At 10 years old Butler would beg her mother to buy her first typewriter, a Remington, on which she ‘pecked her stories two fingered’. At 12 years old she watched Devil Girl from Mars and convinced she could write a better story she drafted what would later become the Patternist novels (USUK). At 13 she suffered a loss of faith in herself upon hearing the words “Honey… Negroes can’t be writers.”

Thankfully Butler persevered and became one of the best known science fiction writers of the 20th century, no mean feat from a woman in a man’s genre, and from a woman of colour at that.

Here are some quotes from Octavia E. Butler on writing and science fiction.

 

I just knew there were stories I wanted to tell.

Writing is one of the few professions in which you can psychoanalyse yourself, get rid of hostilities and frustrations in public, and get paid for it.

The thing about science fiction is that it’s totally wide open.

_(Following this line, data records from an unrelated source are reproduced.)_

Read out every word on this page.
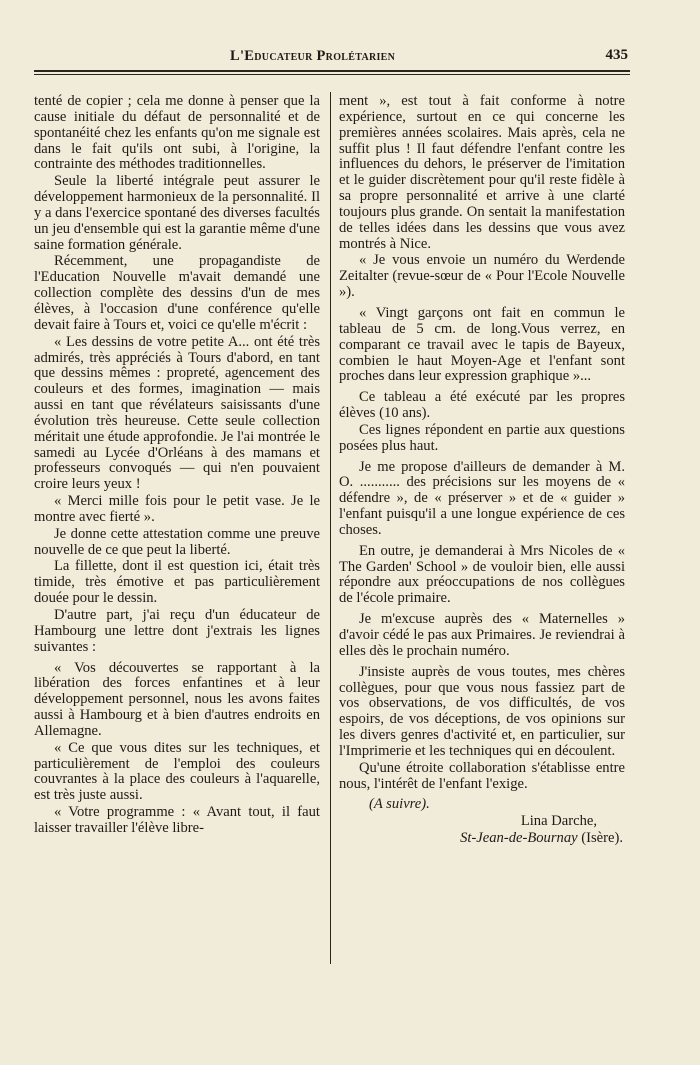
L'Educateur Prolétarien	435

tenté de copier ; cela me donne à penser que la cause initiale du défaut de personnalité et de spontanéité chez les enfants qu'on me signale est dans le fait qu'ils ont subi, à l'origine, la contrainte des méthodes traditionnelles.

Seule la liberté intégrale peut assurer le développement harmonieux de la personnalité. Il y a dans l'exercice spontané des diverses facultés un jeu d'ensemble qui est la garantie même d'une saine formation générale.

Récemment, une propagandiste de l'Education Nouvelle m'avait demandé une collection complète des dessins d'un de mes élèves, à l'occasion d'une conférence qu'elle devait faire à Tours et, voici ce qu'elle m'écrit :

« Les dessins de votre petite A... ont été très admirés, très appréciés à Tours d'abord, en tant que dessins mêmes : propreté, agencement des couleurs et des formes, imagination — mais aussi en tant que révélateurs saisissants d'une évolution très heureuse. Cette seule collection méritait une étude approfondie. Je l'ai montrée le samedi au Lycée d'Orléans à des mamans et professeurs convoqués — qui n'en pouvaient croire leurs yeux !

« Merci mille fois pour le petit vase. Je le montre avec fierté ».

Je donne cette attestation comme une preuve nouvelle de ce que peut la liberté.

La fillette, dont il est question ici, était très timide, très émotive et pas particulièrement douée pour le dessin.

D'autre part, j'ai reçu d'un éducateur de Hambourg une lettre dont j'extrais les lignes suivantes :

« Vos découvertes se rapportant à la libération des forces enfantines et à leur développement personnel, nous les avons faites aussi à Hambourg et à bien d'autres endroits en Allemagne.

« Ce que vous dites sur les techniques, et particulièrement de l'emploi des couleurs couvrantes à la place des couleurs à l'aquarelle, est très juste aussi.

« Votre programme : « Avant tout, il faut laisser travailler l'élève libre-

ment », est tout à fait conforme à notre expérience, surtout en ce qui concerne les premières années scolaires. Mais après, cela ne suffit plus ! Il faut défendre l'enfant contre les influences du dehors, le préserver de l'imitation et le guider discrètement pour qu'il reste fidèle à sa propre personnalité et arrive à une clarté toujours plus grande. On sentait la manifestation de telles idées dans les dessins que vous avez montrés à Nice.

« Je vous envoie un numéro du Werdende Zeitalter (revue-sœur de « Pour l'Ecole Nouvelle »).

« Vingt garçons ont fait en commun le tableau de 5 cm. de long.Vous verrez, en comparant ce travail avec le tapis de Bayeux, combien le haut Moyen-Age et l'enfant sont proches dans leur expression graphique »...

Ce tableau a été exécuté par les propres élèves (10 ans).

Ces lignes répondent en partie aux questions posées plus haut.

Je me propose d'ailleurs de demander à M. O. ........... des précisions sur les moyens de « défendre », de « préserver » et de « guider » l'enfant puisqu'il a une longue expérience de ces choses.

En outre, je demanderai à Mrs Nicoles de « The Garden' School » de vouloir bien, elle aussi répondre aux préoccupations de nos collègues de l'école primaire.

Je m'excuse auprès des « Maternelles » d'avoir cédé le pas aux Primaires. Je reviendrai à elles dès le prochain numéro.

J'insiste auprès de vous toutes, mes chères collègues, pour que vous nous fassiez part de vos observations, de vos difficultés, de vos espoirs, de vos déceptions, de vos opinions sur les divers genres d'activité et, en particulier, sur l'Imprimerie et les techniques qui en découlent.

Qu'une étroite collaboration s'établisse entre nous, l'intérêt de l'enfant l'exige.

(A suivre).

Lina Darche,

St-Jean-de-Bournay (Isère).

But it’s wide open in a conditional way.



Science fiction let me do both. It let me look into science and stick my nose in everywhere.

I began reading science fiction before I was 12 and started writing science fiction around the same time.

Every story I create creates me. I write to create myself.

You don’t start out writing good stuff. You start out writing crap and thinking it’s good stuff, and then gradually you get better at it. That’s why I say one of the most valuable traits is perseverance.

Every story I write adds to me a little, changes me a little, forces me to reexamine an attitude or belief, causes me to research and learn, helps me to understand people and grow.